Due to the fact that furnaces have to produce the heat that they are transferring to the spaces needing heat in your home, and the heat pump is just transferring heat from one location to another, the heat pump is a more energy-efficient heating system.
Heat Pumps Heat & Cool Your Home
Although they are named “heat pumps” they can actually be used much like an air conditioner and so they are ideal for use during warm weather. The ability for them to be used for both cooling and heating is perhaps one of their greatest advantages.
When heating your living space, heat pumps transfer heat from the air outside into your home. In order to cool your home, this process is reversed, heat from inside your home is transferred to the outside.
Heat pumps achieve this with the use of a condenser component (that mimics an evaporator), and a refrigerant (like R-4110A). The condenser can then be switched to apply different levels of pressure to the refrigerant, which in turn determines whether it is in cooling or heating mode.
For example, the condenser can then either place the refrigerant under high pressure resulting in condensation, which releases heat resulting in a warming effect. Or, alternatively, it can place the refrigerant under low pressure, resulting in evaporation, which absorbs heat and results in cooling.
Heat Pumps Reducing Global Warming
Believe it or not, but heat pumps are assisting in saving the world. Climate change and global warming are in the news almost daily. It’s a fact that the Earth’s temperature is getting warmer by the year.
Since heat pumps do not use gas, which when burned to heat a furnace release vapors which contribute to air pollution, and rely on very little electric energy to work, they are in fact assisting in reducing global warming.
In other words if the climate you reside allows you to install a heat pump as your HVAC system, you should take advantage of that fact, and do your part to stem global warming.
Heat Pumps are Safer
Unlike many electric heating systems, heat pumps do not rely on the heating up of a metallic element to radiate heat. Instead, they use a refrigerant gas to transfer the heat from one spot to another. For this reason, heat pumps are safer for homes and for use around pets and children.
Like almost every other type of heating and cooling system, heat pumps are not perfect and do have a number of disadvantages. As already noted, they are not able to handle extremes in temperature and so are not suitable for those that live in cold climates.
Backup Heating Required
Heat pumps will only operate at their maximum efficiency when they are within a certain temperature window. Typically, they begin to lose their efficiency to transfer heat when the outside temperatures drop below 30 degrees Fahrenheit.
As a result, a backup heating source is required should you face extremes in temperature. Although, having said that there are many modern heat pumps now equipped with heat strips, which can provide some additional heating.
Electric heating should always be the last resort for those looking to save. Yet, it’s always a good idea to have an electrical heating backup such as an energy efficient space heater. Although, they are by no means the cheapest devices to operate, for zone heating, they can be used responsibly.

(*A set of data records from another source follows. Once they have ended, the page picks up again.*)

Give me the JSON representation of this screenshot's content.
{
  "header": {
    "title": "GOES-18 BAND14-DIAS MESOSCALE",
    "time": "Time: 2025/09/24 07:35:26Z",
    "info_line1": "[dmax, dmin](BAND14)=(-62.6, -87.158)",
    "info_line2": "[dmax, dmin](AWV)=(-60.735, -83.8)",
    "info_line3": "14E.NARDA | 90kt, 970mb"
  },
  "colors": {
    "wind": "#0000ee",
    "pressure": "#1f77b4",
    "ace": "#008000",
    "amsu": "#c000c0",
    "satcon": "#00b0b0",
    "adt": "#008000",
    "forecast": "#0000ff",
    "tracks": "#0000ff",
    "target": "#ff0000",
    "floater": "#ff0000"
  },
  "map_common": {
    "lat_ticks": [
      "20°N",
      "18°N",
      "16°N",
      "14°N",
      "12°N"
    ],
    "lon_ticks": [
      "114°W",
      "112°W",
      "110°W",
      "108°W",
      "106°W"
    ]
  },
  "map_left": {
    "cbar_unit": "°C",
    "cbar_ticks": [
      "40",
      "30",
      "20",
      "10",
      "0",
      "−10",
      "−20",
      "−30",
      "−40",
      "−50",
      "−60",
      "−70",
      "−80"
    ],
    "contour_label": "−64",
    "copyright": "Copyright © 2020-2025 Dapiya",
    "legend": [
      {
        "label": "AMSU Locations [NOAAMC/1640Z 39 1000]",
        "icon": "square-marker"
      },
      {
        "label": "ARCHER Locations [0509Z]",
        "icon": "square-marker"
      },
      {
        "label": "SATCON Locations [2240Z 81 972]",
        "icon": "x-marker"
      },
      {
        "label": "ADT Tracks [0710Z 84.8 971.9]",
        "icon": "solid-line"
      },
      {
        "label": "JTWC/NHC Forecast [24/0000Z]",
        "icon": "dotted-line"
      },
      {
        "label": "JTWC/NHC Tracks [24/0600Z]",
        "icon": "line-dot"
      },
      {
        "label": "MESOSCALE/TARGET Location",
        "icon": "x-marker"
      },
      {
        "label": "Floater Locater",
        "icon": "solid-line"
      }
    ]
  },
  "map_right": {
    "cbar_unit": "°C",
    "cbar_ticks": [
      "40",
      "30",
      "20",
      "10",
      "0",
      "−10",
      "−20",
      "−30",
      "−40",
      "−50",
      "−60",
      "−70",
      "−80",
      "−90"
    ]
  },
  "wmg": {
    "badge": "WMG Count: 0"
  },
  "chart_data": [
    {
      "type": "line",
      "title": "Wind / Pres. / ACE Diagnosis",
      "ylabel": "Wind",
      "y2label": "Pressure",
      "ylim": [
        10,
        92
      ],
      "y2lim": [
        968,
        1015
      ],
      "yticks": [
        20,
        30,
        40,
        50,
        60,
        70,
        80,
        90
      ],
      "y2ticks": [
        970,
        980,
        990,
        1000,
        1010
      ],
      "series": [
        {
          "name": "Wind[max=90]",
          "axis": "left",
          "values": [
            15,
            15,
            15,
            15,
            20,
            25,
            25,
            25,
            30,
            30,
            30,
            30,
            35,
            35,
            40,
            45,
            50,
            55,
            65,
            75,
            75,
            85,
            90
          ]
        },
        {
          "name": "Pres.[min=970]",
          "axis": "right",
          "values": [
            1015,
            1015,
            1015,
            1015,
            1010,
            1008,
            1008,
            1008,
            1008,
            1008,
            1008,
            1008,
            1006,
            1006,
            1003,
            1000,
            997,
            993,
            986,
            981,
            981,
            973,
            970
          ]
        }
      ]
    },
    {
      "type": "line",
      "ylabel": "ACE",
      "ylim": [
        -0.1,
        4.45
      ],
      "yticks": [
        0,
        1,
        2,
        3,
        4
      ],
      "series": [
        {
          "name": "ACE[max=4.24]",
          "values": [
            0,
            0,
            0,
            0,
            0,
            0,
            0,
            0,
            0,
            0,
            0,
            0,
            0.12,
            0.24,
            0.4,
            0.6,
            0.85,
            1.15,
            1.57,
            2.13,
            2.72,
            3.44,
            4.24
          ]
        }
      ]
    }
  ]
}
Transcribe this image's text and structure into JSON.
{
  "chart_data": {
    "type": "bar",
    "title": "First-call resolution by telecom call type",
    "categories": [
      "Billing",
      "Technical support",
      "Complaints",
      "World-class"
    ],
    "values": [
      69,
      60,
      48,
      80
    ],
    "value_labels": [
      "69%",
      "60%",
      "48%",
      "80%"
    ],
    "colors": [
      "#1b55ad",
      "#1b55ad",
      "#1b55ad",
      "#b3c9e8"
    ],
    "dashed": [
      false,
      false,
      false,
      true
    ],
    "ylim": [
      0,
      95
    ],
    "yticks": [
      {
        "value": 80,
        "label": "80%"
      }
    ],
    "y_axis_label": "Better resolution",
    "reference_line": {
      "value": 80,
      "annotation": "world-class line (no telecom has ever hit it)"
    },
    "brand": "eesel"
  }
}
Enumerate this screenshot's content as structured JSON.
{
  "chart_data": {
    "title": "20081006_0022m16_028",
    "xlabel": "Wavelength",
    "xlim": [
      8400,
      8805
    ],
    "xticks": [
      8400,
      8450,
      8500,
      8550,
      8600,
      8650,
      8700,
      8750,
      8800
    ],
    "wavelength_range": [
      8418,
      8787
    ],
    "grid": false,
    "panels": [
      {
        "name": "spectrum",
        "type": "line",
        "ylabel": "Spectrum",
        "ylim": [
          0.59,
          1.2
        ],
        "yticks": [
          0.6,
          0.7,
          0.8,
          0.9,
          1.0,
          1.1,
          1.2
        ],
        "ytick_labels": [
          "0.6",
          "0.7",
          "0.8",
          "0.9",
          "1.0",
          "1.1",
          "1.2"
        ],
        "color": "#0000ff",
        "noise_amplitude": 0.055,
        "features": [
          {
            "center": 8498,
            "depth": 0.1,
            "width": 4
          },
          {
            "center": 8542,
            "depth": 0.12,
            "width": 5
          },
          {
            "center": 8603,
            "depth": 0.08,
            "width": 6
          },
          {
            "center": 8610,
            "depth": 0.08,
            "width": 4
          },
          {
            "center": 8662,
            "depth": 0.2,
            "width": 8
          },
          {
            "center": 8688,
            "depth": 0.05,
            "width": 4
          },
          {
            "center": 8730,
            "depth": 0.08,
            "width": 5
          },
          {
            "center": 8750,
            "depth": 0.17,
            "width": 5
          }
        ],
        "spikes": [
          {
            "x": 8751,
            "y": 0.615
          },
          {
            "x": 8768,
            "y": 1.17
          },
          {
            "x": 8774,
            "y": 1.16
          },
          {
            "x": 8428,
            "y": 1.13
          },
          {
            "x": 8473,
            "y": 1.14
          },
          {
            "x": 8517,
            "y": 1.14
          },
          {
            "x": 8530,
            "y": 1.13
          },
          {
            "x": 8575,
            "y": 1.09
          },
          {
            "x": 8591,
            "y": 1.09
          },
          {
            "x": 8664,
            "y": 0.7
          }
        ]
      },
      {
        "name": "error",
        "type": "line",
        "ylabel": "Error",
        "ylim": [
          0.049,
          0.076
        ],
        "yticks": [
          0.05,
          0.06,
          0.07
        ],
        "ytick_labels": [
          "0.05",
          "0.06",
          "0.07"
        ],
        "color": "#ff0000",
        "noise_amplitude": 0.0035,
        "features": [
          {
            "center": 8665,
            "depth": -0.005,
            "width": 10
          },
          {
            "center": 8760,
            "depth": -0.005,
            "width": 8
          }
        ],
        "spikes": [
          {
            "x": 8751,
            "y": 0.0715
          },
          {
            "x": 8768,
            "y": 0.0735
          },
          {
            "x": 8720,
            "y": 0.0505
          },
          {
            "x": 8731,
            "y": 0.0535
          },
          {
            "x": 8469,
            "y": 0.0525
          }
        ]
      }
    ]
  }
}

Many heat pumps need to be installed, which can often be a task requiring a professional service. Typically, this involves both the internal and separate external unit being fitted to the walls and the pipework, and wiring being set up, which can often be more work than required to install an air conditioner.
Having said that, it would be unwise to ignore the long term benefits and savings that come with using a heat pump to heat and cool your property instead of standard AC.
Final Thoughts on Heat Pump Pros and Cons
We at HeatTalk are big fans of heat pumps, if you live in a climate suitable for using them year-round. Not only will you be benefitting your family’s well being in the short-run, but the long-term benefits for doing your part to keep climate change at bay is a reason to give a heat pump HVAC system a very deep consideration when looking to update your HVAC system.